Guillaume Jeanson : Vous évoquez la Saint-Sylvestre et les derniers chiffres qui viennent de fuiter dans la presse sont à cet égard édifiants. 1.457 véhicules auraient été incendiés sur tout le territoire pendant la nuit, soit 13% de plus que l’année précédente qui en comptait déjà 1.290, un précédent record. Contre, rappelons-le 1.031en janvier 2018 et 804 en janvier 2016. Bien que le gouvernement s’évertue à garder le silence sur ces chiffres pour ne pas attiser des rivalités criminogènes renforçant ce phénomène, les réseaux sociaux se chargent hélas d’entretenir cette émulation. 

Ces chiffres sont un premier indice parmi d’autres de la montée inexorable de la violence dans notre pays. Même si depuis le fameux rapport de la commission présidée par Alain Peyrefitte, alors garde des Sceaux, publié en 1977 et intitulé Réponses à la violence, qui avançait le constat d’une « soudaine montée de la violence en France », cette question donne lieu à d’âpres débats publics. Sans prétendre ici à l’exhaustivité, relevons à tout le moins que depuis deux ans, nombreux sont ceux à s’inquiéter de la hausse des violences gratuites ainsi que du grand retour des homicides. Nombreux sont ceux à pointer la hausse de la violence non seulement sur les forces de l’ordre, mais aussi sur les pompiers, les médecins et le personnel scolaire… 

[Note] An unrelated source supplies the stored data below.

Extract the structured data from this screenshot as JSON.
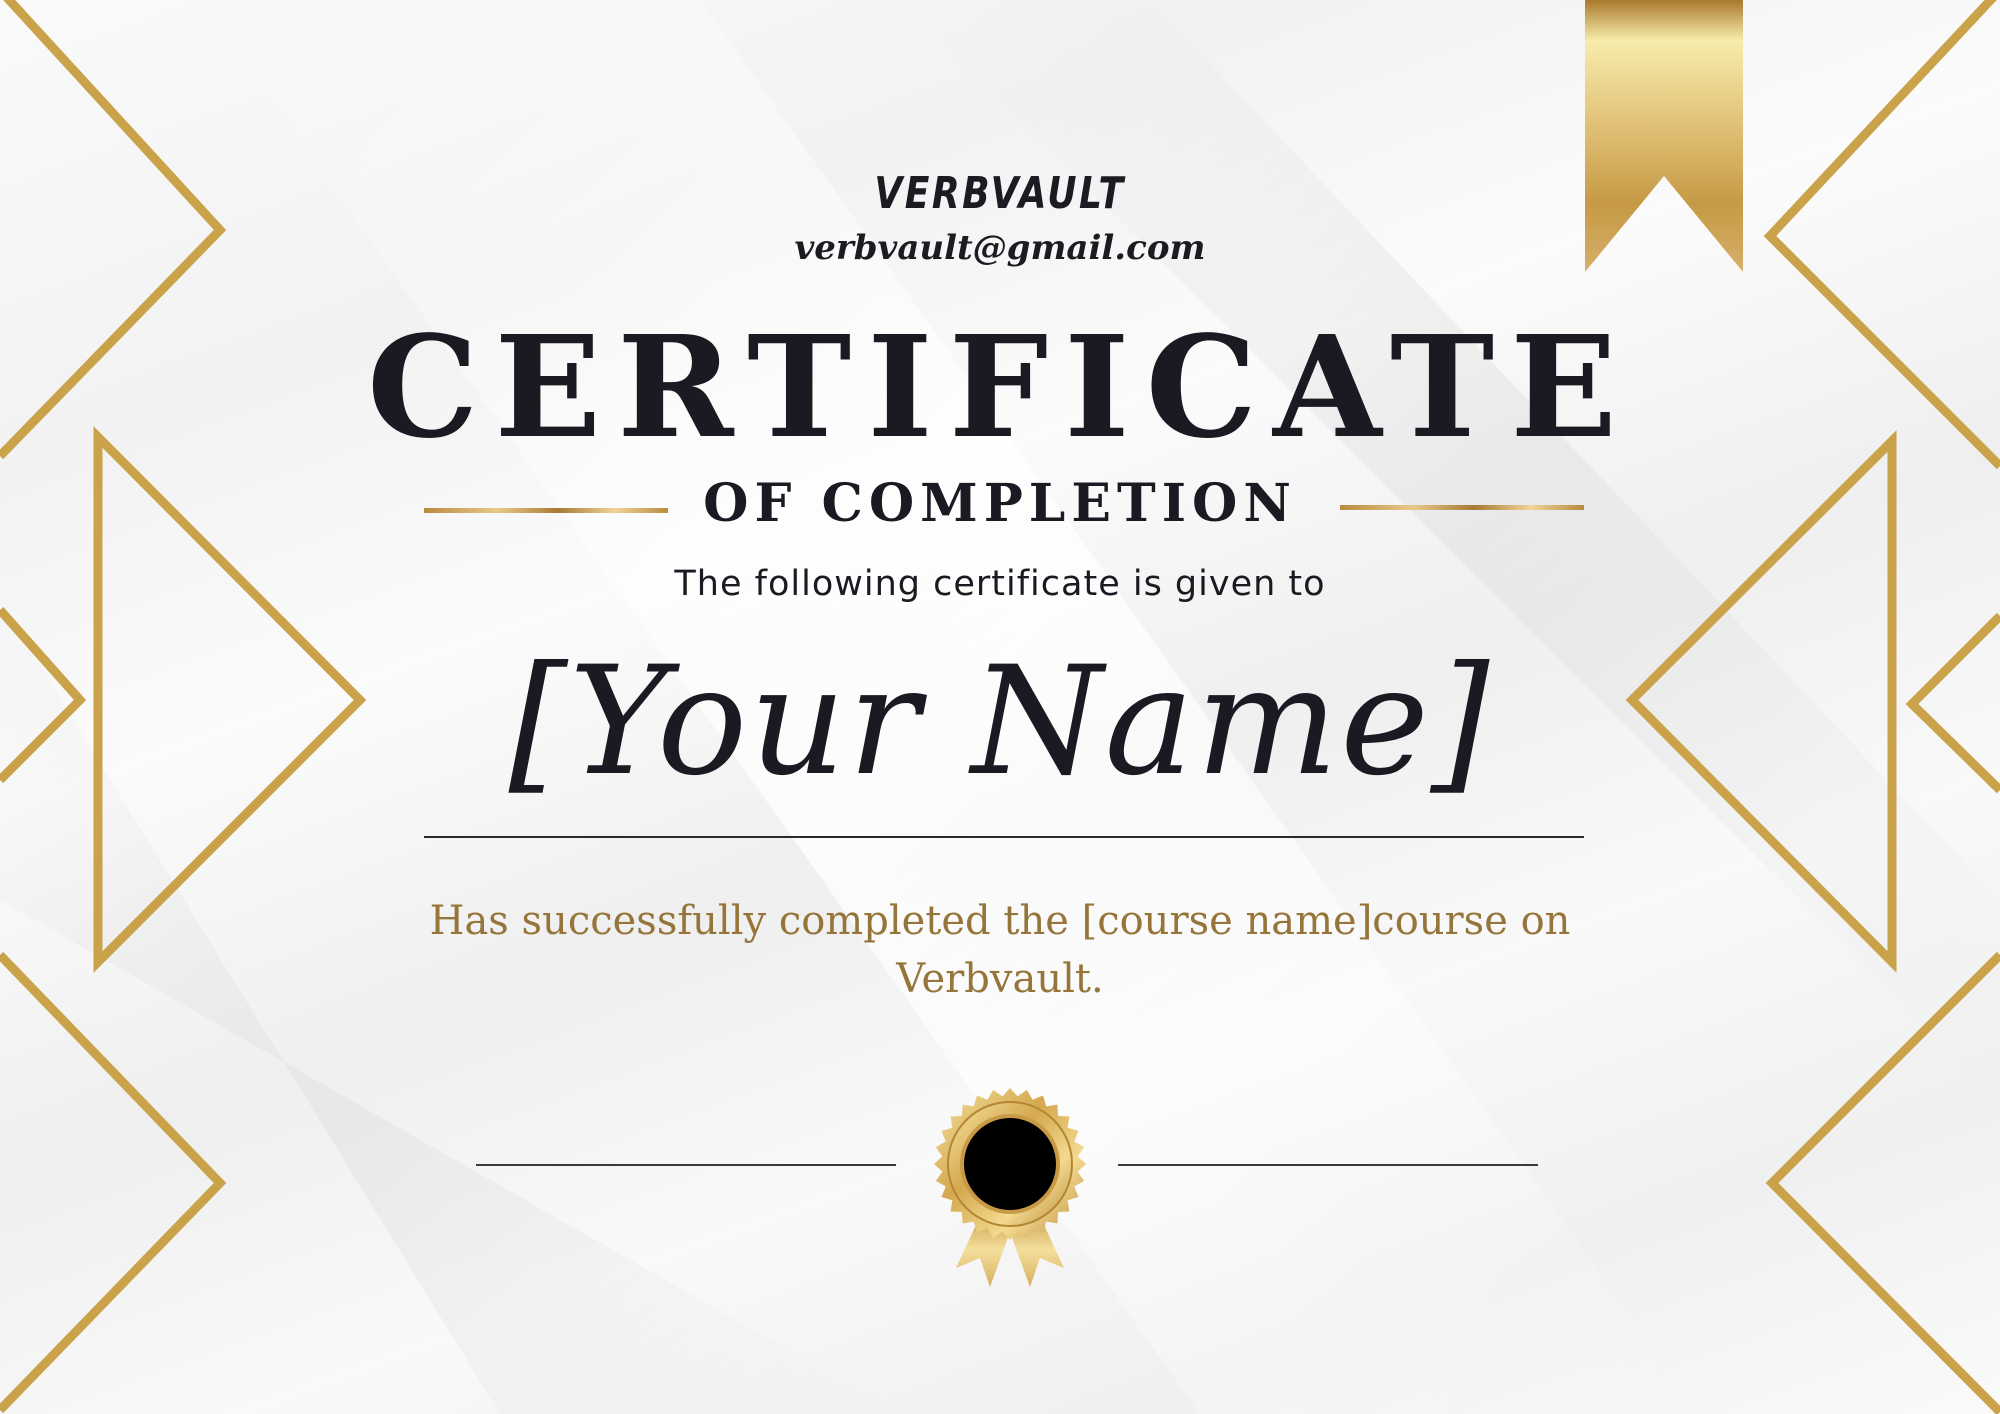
{
  "brand": {
    "name": "VERBVAULT",
    "email": "verbvault@gmail.com"
  },
  "certificate": {
    "title": "CERTIFICATE",
    "subtitle": "OF COMPLETION",
    "intro": "The following certificate is given to",
    "recipient": "[Your Name]",
    "body_line1": "Has successfully completed the [course name]course on",
    "body_line2": "Verbvault."
  },
  "colors": {
    "gold": "#c9a24a",
    "dark": "#1b1a22",
    "body_text": "#96753a",
    "seal_center": "#000000"
  },
  "icons": {
    "ribbon": "bookmark-ribbon-icon",
    "seal": "award-seal-icon"
  }
}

Le débat de la montée de la violence qui s’appuie le plus souvent sur des analyses de tendances de chiffres continue toutefois de faire l’objet de vives controverses et certains sociologues préfèrent encore écrire - en comparant les ordres de grandeur des homicides sur ces dernières décennies avec ceux qui prévalaient au pic des vengeances privées de la fin du moyen-âge -qu’« il est à peu près certain que nous vivons l’époque la moins dangereuse de notre histoire. » Une autre critique récurrente de ces analystes tient au fait que les statistiques (du moins surtout celles qui suivent une évolution inverse à leur discours) ne peuvent pas, selon eux, être considérées comme une mesure exacte de la délinquance. Une question dont il ne faut pas pour autant nier la complexité, tant ces statistiques doivent être appréhendés avec prudence, être complétées et étayées. Il suffit pour illustrer ce propos d’évoquer par exemple la différence entre les chiffres des autorités et ceux révélés directement par les victimes via les enquêtes de victimation, pour comprendre qu’il s’agit également là d’indices de l’activité des forces de l’ordre, du degré de la confiance de la population envers sa police, que ces chiffres sont eux-mêmes fonction des taux de dépôt de plaintes qui dépendent eux-mêmes en partie des taux d’élucidations eux-mêmes vriables suivant le type d’affaires, etc… autant d’éléments dont l’analyse est importante mais qu’on préfère bizarrement mettre aujourd’hui en péril en supprimant l’ONDRP (l’observatoire national de la délinquance et de la réponse pénale) en préparant de ce fait des « ruptures statistiques » qui compliqueront l’analyse rigoureuse de l’évolution de la délinquance entre la période actuelle et les années à venir. A qui cela profitera-t-il ?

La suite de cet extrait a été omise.